Has anyone attempted to virtualize Windows based AV servers for NetApp? All of my experience from speaking with other customers, McAfee, NetApp, etc stated it is better to consolidate (many filers to one AV server) than virtualize due to complexity and I/O latency (specifically network) required for serving the filer estate.
If you have, how many filers/AV servers did you manage to virtualize? Was there any noted performance issues? Did you use a private VLAN/Network from filer to AV server to communicate? Any other advice about such a setup or configuration would be greatly appreciated.
We use McAfee as the AV solution to our Filers. Couple of months back I had a discussion with the McAfee Engineering team regarding using VMWare solution to consolidate of AV servers. The below are the questions I asked them, followed by their response:
1. Can we use VMWare as AV server?
It is not recommended that you use VMWare as AV Server -
The scanner-servers should have complete, fast access to the filer, for example, a dedicated 100 megabit or gigabit connection between the file and the scanner-server.
A Vmware installation is not a dedicated connection since it has to go through the host.
2. If yes, then are there any best practices for that?
There is no best practices for this since it is not recommended. You can try it but a dedicated server is recommended.
3. Are there any McAfee Documents which we can refer on "How to implement VSE for storage (or VSE 8.7) on VMware environment?"

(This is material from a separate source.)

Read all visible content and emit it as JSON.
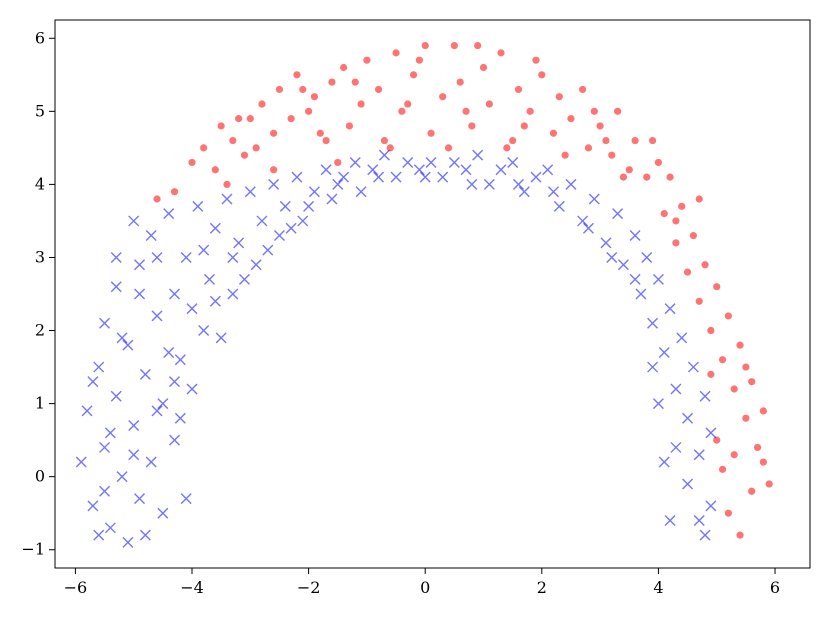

Virus Scan for Storage is an add-on to VSE8.7i - the use of VSE8.7i is supported on VMWare - it is the add-on which is not recommended.
4. Also if we use VMware, should the physical server be having a specific Hardware configuration like- Quad Core CPU, 8GB or more of RAM, Extra NIC cards etc..
I have actually answered you question about quad core before. I have told you that it will work on this as it is up to the OS on how it handles the information. As for CPU - same as for Virus Scan 8.7 - it will not take much but RAM is required:
You will need about1mb RAM for each scan thread.
Therefore if you set the maximum scan threads to 400, expect ~400mb RAM usage at peak levels.
However, and this is IMPORTANT: when a detection occurs, the scanning thread's memory usage will grow up to about 10mb RAM (as it loads the items necessary to clean the threat). Thus, if all 400 threads were to detect threats concurrently, even 4gb RAM would be insufficient and performance would be slowed as the pagefile is utilized.
Hope this help, Jon !!
Also in our environment we use an AV POD design wherein you have multiple AV servers providing the scanning services for Multiple filers. Before you implemen this AV PODit will be better if you some homework i.e. the load on the AV servers coming from the filers. There are couple of TR's on now.. please refer to them to do the proper sizing... do let me know if you are not able to find any.